Publication JP8104473 investigates the changes occurring in an elevator system before an actual malfunction. The magnitude of a vibration is determined by examining the difference between the desired ideal speed of the car and the actual measured speed of the car. The magnitudes and types of the vibration in three different operating situations are recorded in the memory of the system. These three operating situations are the normal operating mode, the warning mode and the malfunction mode.

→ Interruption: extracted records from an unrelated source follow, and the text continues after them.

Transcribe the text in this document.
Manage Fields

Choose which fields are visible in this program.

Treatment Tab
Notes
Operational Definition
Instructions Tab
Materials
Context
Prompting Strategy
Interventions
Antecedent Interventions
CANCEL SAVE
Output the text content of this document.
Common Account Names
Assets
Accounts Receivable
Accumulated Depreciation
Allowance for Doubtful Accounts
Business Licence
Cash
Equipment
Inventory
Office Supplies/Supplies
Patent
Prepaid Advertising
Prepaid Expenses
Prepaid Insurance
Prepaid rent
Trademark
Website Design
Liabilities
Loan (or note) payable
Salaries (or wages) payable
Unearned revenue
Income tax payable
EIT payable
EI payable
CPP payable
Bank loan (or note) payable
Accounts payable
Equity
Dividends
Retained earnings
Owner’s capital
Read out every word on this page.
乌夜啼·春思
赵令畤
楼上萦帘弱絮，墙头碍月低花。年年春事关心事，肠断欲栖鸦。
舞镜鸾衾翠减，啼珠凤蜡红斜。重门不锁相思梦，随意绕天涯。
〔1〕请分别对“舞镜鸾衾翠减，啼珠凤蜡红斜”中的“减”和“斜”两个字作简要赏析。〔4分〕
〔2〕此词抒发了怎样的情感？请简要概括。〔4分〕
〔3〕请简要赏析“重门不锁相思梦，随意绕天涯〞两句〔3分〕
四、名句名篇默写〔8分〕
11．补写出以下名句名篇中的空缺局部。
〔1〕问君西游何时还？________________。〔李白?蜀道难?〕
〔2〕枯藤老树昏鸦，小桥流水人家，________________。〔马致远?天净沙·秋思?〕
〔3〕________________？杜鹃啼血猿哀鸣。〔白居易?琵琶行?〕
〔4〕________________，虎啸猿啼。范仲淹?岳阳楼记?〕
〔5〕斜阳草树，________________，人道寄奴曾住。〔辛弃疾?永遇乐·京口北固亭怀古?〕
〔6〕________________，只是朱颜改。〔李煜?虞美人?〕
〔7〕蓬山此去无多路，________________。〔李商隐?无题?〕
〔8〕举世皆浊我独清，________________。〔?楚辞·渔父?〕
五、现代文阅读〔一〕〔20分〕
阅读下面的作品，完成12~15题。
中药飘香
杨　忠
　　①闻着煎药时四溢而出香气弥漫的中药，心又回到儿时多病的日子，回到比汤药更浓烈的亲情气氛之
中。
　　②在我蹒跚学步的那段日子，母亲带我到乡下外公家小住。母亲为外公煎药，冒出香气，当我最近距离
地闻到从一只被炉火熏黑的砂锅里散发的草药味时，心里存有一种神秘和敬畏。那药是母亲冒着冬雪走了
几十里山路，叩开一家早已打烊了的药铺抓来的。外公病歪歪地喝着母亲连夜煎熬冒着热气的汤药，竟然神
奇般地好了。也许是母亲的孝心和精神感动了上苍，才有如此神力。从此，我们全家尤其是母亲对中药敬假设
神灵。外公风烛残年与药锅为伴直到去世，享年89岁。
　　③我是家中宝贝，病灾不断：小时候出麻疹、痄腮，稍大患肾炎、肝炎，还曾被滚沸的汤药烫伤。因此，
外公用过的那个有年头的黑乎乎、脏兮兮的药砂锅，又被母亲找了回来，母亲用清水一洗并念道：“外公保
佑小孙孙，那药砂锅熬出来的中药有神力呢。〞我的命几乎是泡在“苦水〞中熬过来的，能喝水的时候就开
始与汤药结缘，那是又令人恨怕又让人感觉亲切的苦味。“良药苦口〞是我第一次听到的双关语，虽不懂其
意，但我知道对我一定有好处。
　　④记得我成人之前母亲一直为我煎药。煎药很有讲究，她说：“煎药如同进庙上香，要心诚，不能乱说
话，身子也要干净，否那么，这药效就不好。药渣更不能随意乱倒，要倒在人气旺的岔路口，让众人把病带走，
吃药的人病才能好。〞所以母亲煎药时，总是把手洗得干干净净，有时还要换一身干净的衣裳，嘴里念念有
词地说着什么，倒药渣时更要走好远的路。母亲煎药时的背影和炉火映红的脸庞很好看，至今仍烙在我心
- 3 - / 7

By comparing the measured data and the data of the memory a possible change in the operation of the system is detected and a malfunction situation can thus be forecast and additional measurements can if necessary be made to verify the malfunction situation.
Publication U.S. Pat. No. 4,128,141 examines the speed of the elevator car as a function of position at a number of monitoring points in the elevator shaft. The measured speed signal is adjusted with a signal that is in proportion to the acceleration signal. By examining the adjusted speed signal malfunction relating to the movement of the car can be detected. In one embodiment of publication U.S. Pat. No. 4,128,141 the speed signal is derived in relation to time in order to achieve an acceleration signal.
In the detection by the condition monitoring appliance of a deviation in the magnitude describing the operation of the system, it is essential that the deviation data can be connected to the exact position of the elevator car in the elevator shaft. In prior-art technology the condition monitoring appliance has examined the data related to the operating situation of elevators at least partly directly from the control system. One problem with prior-art technology is that the location information of the elevator needed by fault diagnostics has not been determined very simply, i.e. additional sensors for measuring the position have been needed. A general condition monitoring appliance that is independent of the elevator system has not been available. Another problem is that in old elevator systems position information is difficult to obtain.